The objections from the signatories center on transgender people's access to restrooms and changing rooms, both in the workplace and in schools, and use of their preferred pronouns. An EEOC document issued in June states that employees should have access to the facilities designated for the gender with which they identify and should be subject to the dress codes for that gender as well. The document also says that "intentionally and repeatedly using the wrong name and pronouns to refer to a transgender employee could contribute to an unlawful hostile work environment," although an isolated instance of accident misuse likely would not.
The Education Department guidance, published in the Federal Register in June, does not explicitly mention these matters (a related fact sheet covers restroom access but not showers or locker rooms, according to the AG's), but says schools should avoid "differential treatment" of trans students. As examples of such treatment, it cites, among others, the case of Gavin Grimm, a trans boy who was denied access to the boys' restroom at his high school (and won his discrimination suit). The department's guidance deals with its interpretation of Title IX of the Education Amendments of 1972 in light of the Bostock ruling. Title IX is similar to the Civil Rights Act's Title VII in banning sex discrimination but applies to education.
The attorneys general are objecting because "the Court in Bostock narrowly addressed employment termination and explicitly refrained from addressing 'sex-segregated bathrooms, locker rooms, and dress codes,'" the letter says.

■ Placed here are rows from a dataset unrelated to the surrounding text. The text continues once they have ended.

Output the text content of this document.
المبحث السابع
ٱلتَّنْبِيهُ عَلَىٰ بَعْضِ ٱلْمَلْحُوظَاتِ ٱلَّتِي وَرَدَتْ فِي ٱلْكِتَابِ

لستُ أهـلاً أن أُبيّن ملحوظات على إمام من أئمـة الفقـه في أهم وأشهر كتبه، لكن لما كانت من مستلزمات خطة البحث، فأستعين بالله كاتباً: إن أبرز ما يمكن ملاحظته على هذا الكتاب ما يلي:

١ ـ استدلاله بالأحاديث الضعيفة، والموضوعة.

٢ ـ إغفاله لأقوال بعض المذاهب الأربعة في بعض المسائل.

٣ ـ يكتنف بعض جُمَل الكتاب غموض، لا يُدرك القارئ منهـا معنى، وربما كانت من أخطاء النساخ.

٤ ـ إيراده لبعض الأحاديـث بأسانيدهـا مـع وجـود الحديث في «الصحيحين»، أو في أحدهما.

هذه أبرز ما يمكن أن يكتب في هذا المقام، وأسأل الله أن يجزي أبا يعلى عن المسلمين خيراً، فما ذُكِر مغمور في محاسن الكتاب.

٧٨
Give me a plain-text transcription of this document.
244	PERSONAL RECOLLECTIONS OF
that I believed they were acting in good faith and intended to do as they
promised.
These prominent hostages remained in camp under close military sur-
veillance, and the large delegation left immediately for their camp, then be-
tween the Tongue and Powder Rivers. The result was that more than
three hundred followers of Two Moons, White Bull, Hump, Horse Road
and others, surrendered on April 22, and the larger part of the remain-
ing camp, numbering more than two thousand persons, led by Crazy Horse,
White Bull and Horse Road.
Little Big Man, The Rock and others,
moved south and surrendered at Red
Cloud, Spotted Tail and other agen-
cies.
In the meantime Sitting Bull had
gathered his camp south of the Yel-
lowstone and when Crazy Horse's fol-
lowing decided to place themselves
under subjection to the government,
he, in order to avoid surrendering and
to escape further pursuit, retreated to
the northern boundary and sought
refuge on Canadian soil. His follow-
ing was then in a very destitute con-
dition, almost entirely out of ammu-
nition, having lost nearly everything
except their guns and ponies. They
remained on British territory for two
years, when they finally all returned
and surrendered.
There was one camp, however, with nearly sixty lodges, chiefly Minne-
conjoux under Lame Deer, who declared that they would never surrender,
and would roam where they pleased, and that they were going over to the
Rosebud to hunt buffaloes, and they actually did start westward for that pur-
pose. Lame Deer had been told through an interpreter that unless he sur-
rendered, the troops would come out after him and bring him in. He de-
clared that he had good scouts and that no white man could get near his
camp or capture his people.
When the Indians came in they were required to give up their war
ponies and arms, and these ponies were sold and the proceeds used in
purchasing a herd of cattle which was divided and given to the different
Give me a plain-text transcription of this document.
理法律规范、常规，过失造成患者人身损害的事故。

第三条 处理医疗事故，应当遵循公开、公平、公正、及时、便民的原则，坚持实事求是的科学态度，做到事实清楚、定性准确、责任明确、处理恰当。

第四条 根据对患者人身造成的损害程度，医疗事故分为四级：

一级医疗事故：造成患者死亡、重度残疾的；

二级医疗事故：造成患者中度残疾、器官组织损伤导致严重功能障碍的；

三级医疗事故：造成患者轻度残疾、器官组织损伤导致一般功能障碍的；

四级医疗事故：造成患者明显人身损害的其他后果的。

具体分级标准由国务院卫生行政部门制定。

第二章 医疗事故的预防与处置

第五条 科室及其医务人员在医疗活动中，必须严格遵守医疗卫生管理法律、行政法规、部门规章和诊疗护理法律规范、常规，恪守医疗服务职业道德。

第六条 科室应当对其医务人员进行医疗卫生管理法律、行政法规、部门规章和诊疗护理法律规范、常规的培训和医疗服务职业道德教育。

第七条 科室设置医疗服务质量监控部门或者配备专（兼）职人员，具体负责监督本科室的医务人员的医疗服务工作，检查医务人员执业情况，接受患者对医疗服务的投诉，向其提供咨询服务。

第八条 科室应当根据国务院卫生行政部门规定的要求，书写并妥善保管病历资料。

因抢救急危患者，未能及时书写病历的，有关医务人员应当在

The AG's also say the ruling "did not provide any basis for a claim that using biologically accurate pronouns could violate the law." They describe the Education Department's language as "vague enough to leave significant questions unanswered but menacing enough to coerce many schools into quick capitulation."
They also contend that the EEOC and the Education Department are ignoring protections for religious liberty, as laid out in the First Amendment to the U.S. Constitution and the federal Religious Freedom Restoration Act. However, both agencies' documents say they recognize religious organizations' exemption from certain aspects of antidiscrimination law, which has long been the case.
In addition to Slatery, the letter was signed by the attorneys general of Alabama, Alaska, Arizona, Arkansas, Georgia, Idaho, Indiana, Kansas, Kentucky, Louisiana, Mississippi, Missouri, Montana, Nebraska, Ohio, Oklahoma, South Carolina, South Dakota, Texas, and West Virginia.